Contoh, ketika kita menyanyikan atau memainkan sebuah lagu, kita berharap melalu lagu dan nyanyian tersebut, jemaat menjadi sadar bahwa Tuhan hadir dan lebih dari itu, jemaat menjadi “tersadarkan” dengan kebaikanNya, kesetiaanNya, kuasaNya, kasihNya, kemurahanNya, dan semua kualitas-kualitasNya. Pada saat jemaat sadar, maka dengan sendirinya, mereka akan tergerak untuk menanggapi dan meresponi kehadiran Tuhan, entah itu melalui pujian mereka, doa mereka, ucapan syukur mereka, gerakan mereka, komitmen perubahan mereka, dan apapun yang mereka lakukan sebagai bentuk ekspresi menanggapi kehadiran Tuhan. Maka dari sinilah saya yakin bahwa 2 hal ini adalah esensi pelayanan musik di dalam gereja, yaitu membuat orang sadar akan kehadiran Tuhan dan mendorong mereka untuk meresponi kehadiran Tuhan itu. (berkali-kali dulu saya mengalami bahwa sebuah sesi “penyembahan musikal” bisa membuat orang yang sama sekali tidak percaya Tuhan, tiba-tiba merasakan bahwa Tuhan hadir dan dia meresponinya dengan pertobatannya – saya yakin Anda juga pernah melihat atau bahkan mengalaminya sendiri!)
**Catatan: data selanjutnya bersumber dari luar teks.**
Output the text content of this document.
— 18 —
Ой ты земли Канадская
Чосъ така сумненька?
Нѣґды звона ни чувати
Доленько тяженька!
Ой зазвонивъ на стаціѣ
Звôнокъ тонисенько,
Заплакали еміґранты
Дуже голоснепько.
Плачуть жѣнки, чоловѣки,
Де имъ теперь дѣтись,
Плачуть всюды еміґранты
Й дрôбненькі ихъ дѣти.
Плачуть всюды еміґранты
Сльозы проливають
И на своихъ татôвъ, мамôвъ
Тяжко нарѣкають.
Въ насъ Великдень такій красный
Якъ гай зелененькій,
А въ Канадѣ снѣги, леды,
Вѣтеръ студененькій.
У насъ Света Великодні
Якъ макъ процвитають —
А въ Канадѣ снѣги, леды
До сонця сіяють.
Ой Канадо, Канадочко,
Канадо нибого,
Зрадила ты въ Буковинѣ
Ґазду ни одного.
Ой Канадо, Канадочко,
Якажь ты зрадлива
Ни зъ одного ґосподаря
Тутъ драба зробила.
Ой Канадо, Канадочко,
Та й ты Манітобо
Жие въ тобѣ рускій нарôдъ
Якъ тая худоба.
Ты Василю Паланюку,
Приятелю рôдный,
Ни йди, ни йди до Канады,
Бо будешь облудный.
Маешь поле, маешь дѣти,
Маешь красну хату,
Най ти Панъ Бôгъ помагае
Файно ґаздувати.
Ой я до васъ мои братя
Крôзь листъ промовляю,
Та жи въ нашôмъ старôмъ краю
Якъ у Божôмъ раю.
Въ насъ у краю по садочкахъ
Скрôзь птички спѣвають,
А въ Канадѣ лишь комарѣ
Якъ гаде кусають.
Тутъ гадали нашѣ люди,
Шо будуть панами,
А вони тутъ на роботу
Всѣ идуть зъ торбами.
Sehingga apapun bentuk musik, aransemen, cara bernyanyi, dan liturgisnya, bagi saya tidak lagi menjadi masalah SEPANJANG itu membuat jemaat mengalami kehadiran Tuhan dan membuat mereka menanggapi kehadiran Tuhan tersebut. Masalah akan muncul ketika para pelayan musik justru tanpa sadar (atau dengan sangat sadar) menggeser kehadiran Tuhan dengan kehadiran mereka. Alih-alih membuat jemaat merasakan kehadiran Tuhan dan menanggapi Tuhan, justru jemaat malah lebih merasakan kehadiran sang “musisi” dan menanggapi mereka. Hal yang paling sederhana adalah, ketika jemaat bertepuk tangan, untuk siapakah mereka melakukannya? Apakah mereka melakukannya karena menanggapi bahwa Tuhan sudah melakukan hal luar biasa untuk hidup mereka? Atau menanggapi betapa bagusnya suara sang penyanyi? Atau menanggapi “liturgi formal” yang diwajibkan manusia?

 

Tuhan adalah pemilik gereja dan umatNya, maka Dialah yang harus menjadi pusat dari semua aktifitas penyembahan kita, termasuk dalam sesi “penyembahan musikal” kita.

Itu sebabnya, siapapun kita, yang bergerak di dalam pelayanan musik, sudah menjadi kewajiban untuk kita terus-menerus “aware” dan mengingatkan diri kita sendiri, bahwa kehadiran Tuhanlah yang harus menjadi fokus utama dari semua yang kita lakukan. Kesadaran inilah yang saya sebut dengan “State of Worship”. Dalam semua yang kita kerjakan, kita harus berada dalam “state of worship”. Dengan demikianlah pelayanan musik akan benar-benar kembali menjadi kepunyaan Tuhan dan menjadi alat Tuhan yang berkuasa untuk memanifestasikan kehadiranNya dan kualitas-kualitasNya.

Josua Iwan Wahyudi
JIW melayani dalam Praise & Worship Ministry sejak tahun 1994. Kini ia adalah salah satu dari strategic leader dan sekaligus merupakan salah satu pemimpin pelayanan profetik di Abbalove Ministries Area Barat. Salah satu dari 34 buku yang sudah ia terbitkan, adalah: “Way Back Into Worship”.